Displacement of US workers: An H1B dependent employer must attest that by hiring a H1B worker, it is not displacing any US worker for a similar position within 90 days before or after filing a H1B petition.
Recruitment efforts: The H1B dependent employer must also attest to making good faith attempts to recruit US workers and offering prevailing wages for this position. When hiring an H1B worker, it is important for employers to recognize the attendant responsibilities that they must shoulder. Although the requirements are not excessively burdensome, the employer is required to maintain some paperwork to demonstrate its compliance with the law.
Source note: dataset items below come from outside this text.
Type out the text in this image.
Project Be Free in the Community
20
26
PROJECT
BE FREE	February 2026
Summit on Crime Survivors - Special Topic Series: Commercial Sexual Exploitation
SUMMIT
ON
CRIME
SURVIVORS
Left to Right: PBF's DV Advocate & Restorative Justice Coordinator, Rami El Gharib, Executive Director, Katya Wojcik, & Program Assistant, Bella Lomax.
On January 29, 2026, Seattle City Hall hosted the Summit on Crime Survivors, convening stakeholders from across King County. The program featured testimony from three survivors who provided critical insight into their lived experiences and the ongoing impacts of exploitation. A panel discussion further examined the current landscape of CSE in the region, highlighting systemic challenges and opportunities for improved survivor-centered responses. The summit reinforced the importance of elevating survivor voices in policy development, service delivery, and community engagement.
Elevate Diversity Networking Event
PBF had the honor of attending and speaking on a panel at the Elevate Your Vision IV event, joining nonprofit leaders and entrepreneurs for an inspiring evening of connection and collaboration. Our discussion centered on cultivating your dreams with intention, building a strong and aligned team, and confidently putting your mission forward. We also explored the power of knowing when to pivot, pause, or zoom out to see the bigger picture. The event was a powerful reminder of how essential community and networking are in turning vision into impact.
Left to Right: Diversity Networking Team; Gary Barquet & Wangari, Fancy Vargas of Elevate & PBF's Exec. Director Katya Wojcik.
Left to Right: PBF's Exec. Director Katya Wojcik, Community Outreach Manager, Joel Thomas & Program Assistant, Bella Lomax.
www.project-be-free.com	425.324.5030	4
A clear understanding and fulfillment of these requirements will minimize possible civil penalties and ensure that the employer will be permitted to petition for future H1B workers
PAYMENT OF H1B EMPLOYEES
A “benched” employee, is someone who is currently between work projects, and typically refers to someone who is sponsored/employed by a consulting firm/agency who then sub-contracts their services out to an 'end' client.
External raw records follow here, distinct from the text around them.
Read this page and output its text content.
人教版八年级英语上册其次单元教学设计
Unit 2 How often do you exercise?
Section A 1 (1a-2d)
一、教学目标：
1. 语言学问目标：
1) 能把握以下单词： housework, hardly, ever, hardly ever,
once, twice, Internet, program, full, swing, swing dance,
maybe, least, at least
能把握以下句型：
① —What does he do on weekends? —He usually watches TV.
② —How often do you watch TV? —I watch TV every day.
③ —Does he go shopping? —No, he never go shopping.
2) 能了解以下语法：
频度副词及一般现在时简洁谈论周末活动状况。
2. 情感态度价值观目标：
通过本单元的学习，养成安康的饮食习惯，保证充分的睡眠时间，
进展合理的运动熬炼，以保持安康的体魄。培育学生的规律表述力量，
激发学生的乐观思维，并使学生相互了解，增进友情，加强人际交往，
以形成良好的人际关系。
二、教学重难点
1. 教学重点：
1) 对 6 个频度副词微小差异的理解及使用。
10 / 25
In the eyes of the law, the company who petitioned the USCIS to grant the H1B Visa is considered the 'employer'....the company that 'sponsors' the employees Visa.
Also, the employer risks incurring possible penalties for failure to comply with the employer requirements of H1B visa sponsorship.
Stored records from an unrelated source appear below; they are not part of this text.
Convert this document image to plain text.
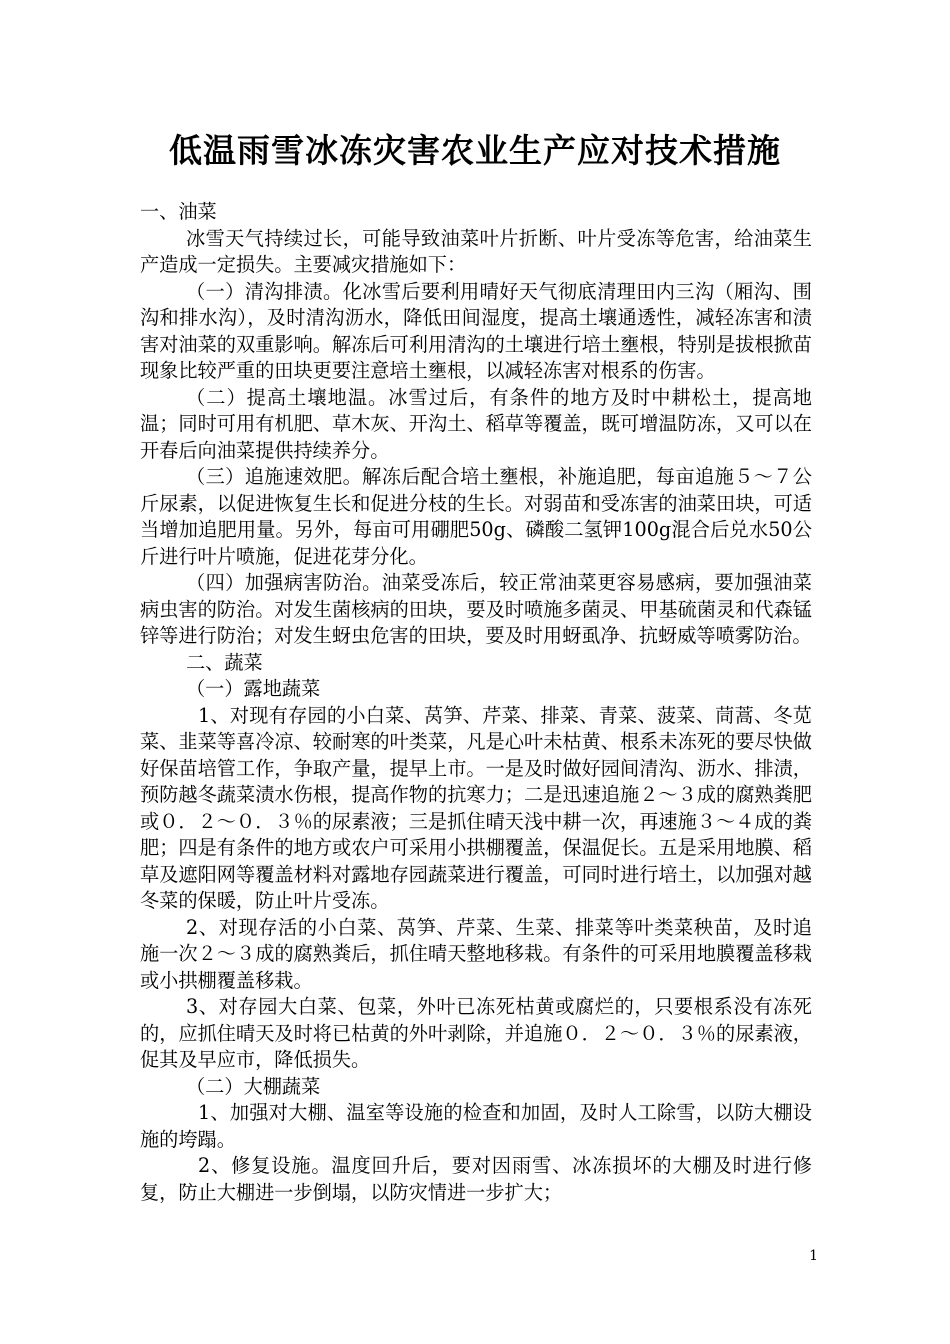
低温雨雪冰冻灾害农业生产应对技术措施

一、油菜

冰雪天气持续过长，可能导致油菜叶片折断、叶片受冻等危害，给油菜生产造成一定损失。主要减灾措施如下：

（一）清沟排渍。化冰雪后要利用晴好天气彻底清理田内三沟（厢沟、围沟和排水沟），及时清沟沥水，降低田间湿度，提高土壤通透性，减轻冻害和渍害对油菜的双重影响。解冻后可利用清沟的土壤进行培土壅根，特别是拔根掀苗现象比较严重的田块更要注意培土壅根，以减轻冻害对根系的伤害。

（二）提高土壤地温。冰雪过后，有条件的地方及时中耕松土，提高地温；同时可用有机肥、草木灰、开沟土、稻草等覆盖，既可增温防冻，又可以在开春后向油菜提供持续养分。

（三）追施速效肥。解冻后配合培土壅根，补施追肥，每亩追施５～７公斤尿素，以促进恢复生长和促进分枝的生长。对弱苗和受冻害的油菜田块，可适当增加追肥用量。另外，每亩可用硼肥50g、磷酸二氢钾100g混合后兑水50公斤进行叶片喷施，促进花芽分化。

（四）加强病害防治。油菜受冻后，较正常油菜更容易感病，要加强油菜病虫害的防治。对发生菌核病的田块，要及时喷施多菌灵、甲基硫菌灵和代森锰锌等进行防治；对发生蚜虫危害的田块，要及时用蚜虱净、抗蚜威等喷雾防治。

二、蔬菜

（一）露地蔬菜

1、对现有存园的小白菜、莴笋、芹菜、排菜、青菜、菠菜、茼蒿、冬苋菜、韭菜等喜冷凉、较耐寒的叶类菜，凡是心叶未枯黄、根系未冻死的要尽快做好保苗培管工作，争取产量，提早上市。一是及时做好园间清沟、沥水、排渍，预防越冬蔬菜渍水伤根，提高作物的抗寒力；二是迅速追施２～３成的腐熟粪肥或０．２～０．３％的尿素液；三是抓住晴天浅中耕一次，再速施３～４成的粪肥；四是有条件的地方或农户可采用小拱棚覆盖，保温促长。五是采用地膜、稻草及遮阳网等覆盖材料对露地存园蔬菜进行覆盖，可同时进行培土，以加强对越冬菜的保暖，防止叶片受冻。

2、对现存活的小白菜、莴笋、芹菜、生菜、排菜等叶类菜秧苗，及时追施一次２～３成的腐熟粪后，抓住晴天整地移栽。有条件的可采用地膜覆盖移栽或小拱棚覆盖移栽。

3、对存园大白菜、包菜，外叶已冻死枯黄或腐烂的，只要根系没有冻死的，应抓住晴天及时将已枯黄的外叶剥除，并追施０．２～０．３％的尿素液，促其及早应市，降低损失。

（二）大棚蔬菜

1、加强对大棚、温室等设施的检查和加固，及时人工除雪，以防大棚设施的垮蹋。

2、修复设施。温度回升后，要对因雨雪、冰冻损坏的大棚及时进行修复，防止大棚进一步倒塌，以防灾情进一步扩大；

1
However, the employer will have to provide compensation if it was contractually agreed OR if they 'normally' do and normally make this available to its employees.
i.e. If the employer shuts down the company for a period of 10 days during the holiday season, it must continue to pay its H1B employees during this period, even if the employer is not compensating the US workers.
The foreign national may or may not be able to start work immediately. For certain visas like the TN visa, obtaining a visa authorizing work is not as time consuming as other visas and can be accomplished very quickly. However, other visas like the O-1 require a processing time of at least a few months. Filing for H1B visas is not available year-round because of the cap on the total number available each year. These potential delays must be factored in a company’s staffing plans especially with time-sensitive projects.
A foreign national will have a limited temporary period of time to work in the USA after the expiration of his current visa status, he will have to seek an extension if available, change to a different temporary status, have applied to adjust his status to permanent residency, or leave the country.
H1B LAWS THAT CAN AFFECT AN EMPLOYERS HIRING DECISIONS
The H1B cap is the annual quota of visas available. The annual quota is currently set at 65,000 plus an additional 20,000 ADE quota. The cap does not apply to H1B transfers or cap-exempt positions
H1B applicants who will be employed at nonprofit research, university, or government institutions will not be counted toward the cap. Therefore, hiring departments at these organizations no longer need to be concerned about the limited availability of H1B's. Timing the submission of an H1B petition to the USCIS will also be less of a factor.
Under previous H1B regulations, an H1B employee seeking to work for another employer could not begin working for that employer until the USCIS processed and approved the transfer petition. This created significant delay for the transferring employer because it could take 3 months before the employee could actually commence work.
H1B holders will be permitted to apply for one-year extensions beyond the six-year maximum provided that they have either filed an I-140 immigration application or an I-485 adjustment of status application AND that one year or more has passed since the filing of labor certification or the I-140. This important development enables H1B workers who have reached the six year maximum to stay and continue working in the US while waiting for their green cards. Prior to this, such individuals were forced to leave the US if they had not received their green card in time.